Late last month, on a Sunday evening, my father rang me. He never voice calls unless it is an emergency. His voice was strained and choked. “I can’t do this anymore. I am exhausted. We have to put Mum in a home.”

I pulled out all stops to get Mum settled comfortably in a wonderful place in the space of a week. I cannot lie that I felt more relieved than sad when we drove out of the care home without my mother. She is at the stage where when she is in her own house, she asks to “go home.” While we spoke to her before her admission, I am not sure how much of it she understood.

I think latently she is cognizant that she has become a burden. And my stoic, independent mother would have hated to be that. In a way, her malleability was possibly resignation, and a kind-of understanding that Dad had reached the end of his emotional and physical strength, arranging her stiff body in bed, lifting her leaden legs to dress and undress her; performing the most intimate of cleaning and hygiene duties.

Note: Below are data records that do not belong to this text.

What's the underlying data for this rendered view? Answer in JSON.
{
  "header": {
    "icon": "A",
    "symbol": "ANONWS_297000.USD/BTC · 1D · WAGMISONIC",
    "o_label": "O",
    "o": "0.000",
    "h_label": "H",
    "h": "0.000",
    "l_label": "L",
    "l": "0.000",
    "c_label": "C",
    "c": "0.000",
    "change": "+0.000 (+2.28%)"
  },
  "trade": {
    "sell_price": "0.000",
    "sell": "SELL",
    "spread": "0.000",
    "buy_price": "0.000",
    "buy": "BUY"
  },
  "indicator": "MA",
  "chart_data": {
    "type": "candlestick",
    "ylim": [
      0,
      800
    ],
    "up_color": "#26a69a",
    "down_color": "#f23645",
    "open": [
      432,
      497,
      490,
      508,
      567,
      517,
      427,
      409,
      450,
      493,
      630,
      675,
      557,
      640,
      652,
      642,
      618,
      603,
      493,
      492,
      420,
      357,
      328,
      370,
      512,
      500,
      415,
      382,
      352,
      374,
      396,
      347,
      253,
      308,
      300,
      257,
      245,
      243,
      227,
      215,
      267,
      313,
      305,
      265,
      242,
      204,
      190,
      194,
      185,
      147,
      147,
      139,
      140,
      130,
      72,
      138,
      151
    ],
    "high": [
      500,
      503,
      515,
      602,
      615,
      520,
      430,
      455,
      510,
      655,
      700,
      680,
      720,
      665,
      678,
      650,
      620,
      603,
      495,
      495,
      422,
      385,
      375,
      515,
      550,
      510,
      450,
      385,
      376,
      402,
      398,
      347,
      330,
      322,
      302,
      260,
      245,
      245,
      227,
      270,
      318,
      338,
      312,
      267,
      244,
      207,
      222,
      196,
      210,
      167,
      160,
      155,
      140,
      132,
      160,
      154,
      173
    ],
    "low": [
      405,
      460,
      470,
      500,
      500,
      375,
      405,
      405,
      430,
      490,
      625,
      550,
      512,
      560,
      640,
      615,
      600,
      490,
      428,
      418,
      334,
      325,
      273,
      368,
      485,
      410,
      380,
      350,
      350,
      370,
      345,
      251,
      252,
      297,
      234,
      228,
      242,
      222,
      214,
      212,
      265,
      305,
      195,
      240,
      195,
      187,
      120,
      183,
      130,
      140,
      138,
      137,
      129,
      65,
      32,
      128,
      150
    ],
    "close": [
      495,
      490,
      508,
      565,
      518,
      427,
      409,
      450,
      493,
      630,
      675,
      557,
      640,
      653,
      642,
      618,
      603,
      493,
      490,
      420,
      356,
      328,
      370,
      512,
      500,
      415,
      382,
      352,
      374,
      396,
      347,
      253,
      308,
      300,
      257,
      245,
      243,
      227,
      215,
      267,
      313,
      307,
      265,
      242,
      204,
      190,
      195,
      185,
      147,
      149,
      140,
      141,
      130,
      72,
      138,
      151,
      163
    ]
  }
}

I have had three years to mull over the Commandment that exhorts me to honour my father and mother. And the God-given intelligence that makes Man steward of creation tells me that in this situation, more care is needed for the still coherent, still living father, than the mother in this shadowy quasi-life. Like the airplane announcement that instructs adults to ensure they put on the emergency oxygen masks on themselves first before their children, I have chosen to deploy my resources to ensuring that my father recovers from the physical and emotional trauma of caring for someone with such a trying suite of illnesses.

I am not abandoning my mother, though. The intervention I staged was a stop-gap to allow space and time for clarity of thought. The plan, as it stands, is to let Dad recover while the family works at making their house more disabled-friendly, and preparing it for the possibility of a full-time care giver.

In all this, I am struck by the providence of God: the ability of a place in a well-run, Christian care home at such short notice, financial assistance from my eldest aunt who helped subsidise the care, the pastoral love of a parish priest who came to anoint both parents prior to Mum’s leaving, and the help of friends who rallied to help me either hold the fort in my personal life or lend muscle to the clearing of the family house.

When all this happened, I remember committing my actions to God. I told Him that I did not need to know the destination, I only needed to know that the road I was on was the correct one. As psalm 119 says, “Thy Word is a lamp unto my feet and light unto my path.” Lamps do not illuminate the entire road. They cast enough light only for us not to stumble. I do not know where this road will lead, but I have to walk in confidence of a God who will not let my foot be bruised on a stone (paraphrasing psalm 91), and by whose guidance I will continue to honour my father and mother.